While the company assures that no customer data has ever been breached or compromised by third parties, the case illustrates yet again the complexity and ramifications of data collection, aggregation, and analytics in a world that’s constantly flooded with new technology. What is is particularly interesting about this matter is something we’ve discussed previously on this blog: the importance of considering the context of data as it relates to data security, privacy, and information governance best practices. (For some of our earlier discussions about data context, take a look at this post, “Some Things Don’t Need to be Discovered: Protect Sensitive Data in Discovery” and “The AshleyMadison.com Breach: A Teachable Moment for Data Security.”)

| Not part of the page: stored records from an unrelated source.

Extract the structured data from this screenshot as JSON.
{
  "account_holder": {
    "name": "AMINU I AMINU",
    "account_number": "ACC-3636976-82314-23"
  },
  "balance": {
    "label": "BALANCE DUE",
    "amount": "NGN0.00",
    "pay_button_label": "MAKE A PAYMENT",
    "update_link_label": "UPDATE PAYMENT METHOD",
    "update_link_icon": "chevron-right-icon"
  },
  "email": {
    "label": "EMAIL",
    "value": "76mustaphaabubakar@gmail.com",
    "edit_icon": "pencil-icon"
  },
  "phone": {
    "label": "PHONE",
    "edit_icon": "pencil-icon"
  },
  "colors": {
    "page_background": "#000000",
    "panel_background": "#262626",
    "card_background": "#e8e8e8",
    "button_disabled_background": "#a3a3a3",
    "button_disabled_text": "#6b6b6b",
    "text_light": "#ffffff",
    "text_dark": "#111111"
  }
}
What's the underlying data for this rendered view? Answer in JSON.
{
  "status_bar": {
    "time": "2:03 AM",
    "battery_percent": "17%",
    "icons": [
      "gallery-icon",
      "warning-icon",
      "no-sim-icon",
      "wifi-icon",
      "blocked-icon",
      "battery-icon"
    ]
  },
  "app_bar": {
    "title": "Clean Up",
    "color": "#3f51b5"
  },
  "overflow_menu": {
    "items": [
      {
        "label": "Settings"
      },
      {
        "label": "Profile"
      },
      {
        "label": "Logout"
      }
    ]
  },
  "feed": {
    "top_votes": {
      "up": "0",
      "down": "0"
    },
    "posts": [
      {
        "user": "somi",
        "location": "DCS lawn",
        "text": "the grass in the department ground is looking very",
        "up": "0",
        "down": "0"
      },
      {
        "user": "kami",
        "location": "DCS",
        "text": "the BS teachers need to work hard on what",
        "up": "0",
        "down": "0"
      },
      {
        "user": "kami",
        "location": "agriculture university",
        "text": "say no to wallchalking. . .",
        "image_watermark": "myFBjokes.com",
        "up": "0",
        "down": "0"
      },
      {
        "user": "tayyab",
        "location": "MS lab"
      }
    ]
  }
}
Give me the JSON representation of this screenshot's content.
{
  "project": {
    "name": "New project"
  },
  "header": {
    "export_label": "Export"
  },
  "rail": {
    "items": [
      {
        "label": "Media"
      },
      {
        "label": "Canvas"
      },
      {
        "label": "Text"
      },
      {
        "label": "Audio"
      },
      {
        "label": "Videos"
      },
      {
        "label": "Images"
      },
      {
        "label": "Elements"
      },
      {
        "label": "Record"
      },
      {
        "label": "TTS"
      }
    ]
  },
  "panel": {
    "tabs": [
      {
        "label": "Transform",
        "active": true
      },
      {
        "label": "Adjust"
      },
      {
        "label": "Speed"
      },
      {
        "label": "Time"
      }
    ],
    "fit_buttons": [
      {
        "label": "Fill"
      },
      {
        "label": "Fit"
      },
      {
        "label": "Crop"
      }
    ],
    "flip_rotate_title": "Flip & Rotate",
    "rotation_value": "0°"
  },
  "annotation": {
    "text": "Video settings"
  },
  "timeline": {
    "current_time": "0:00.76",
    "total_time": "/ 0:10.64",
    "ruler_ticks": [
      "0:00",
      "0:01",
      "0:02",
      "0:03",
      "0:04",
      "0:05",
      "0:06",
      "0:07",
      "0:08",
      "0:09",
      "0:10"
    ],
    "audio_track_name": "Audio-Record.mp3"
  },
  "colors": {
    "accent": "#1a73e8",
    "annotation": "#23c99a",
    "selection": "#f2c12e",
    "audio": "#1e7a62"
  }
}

“Smart” devices and the Internet of Things have been capturing, tracking, and analyzing customer information for many years now—that’s nothing new. But what’s different about the We-Vibe case is how customers perceived the potential abuses of the type of information the company was tracking—specifically, the frequency of use and various preference settings on their intimate devices.
The context of the information in this case is the problem, even more so than the content of the information. As a comparison, let’s say you use a smartphone app to control your Sonos sound system. . . And let’s say that Sonos collects information from that app on how often you listen to music, what music sources you choose, your bass and treble settings, and your preferred volume level. If Sonos failed to disclose this data collection—and if those data were ever breached—you would have legitimate cause for concern. But I suspect that you would be far less worried about the implications of that privacy breach than the We-Vibe customers were. With respect to the data We-Vibe collected from its customers, the ramifications are obvious—and potentially highly embarrassing.
For individuals and companies alike, context is an important consideration around every aspect of data—creating, collecting, consuming, analyzing, governing, protecting, etc. Good information security practices around anonymization, tokenization, and encryption should take data context into account. Robust information governance policies likewise should reflect the context of the particular types of data handled by the organization. And strong privacy policies, with the ability for customers to establish data preferences, are important—in many instances, required by law—and should be tailored to particular data context sensitivities.
We have enough other things worry about. Let’s all work to keep our personal and private spaces just that—personal and private.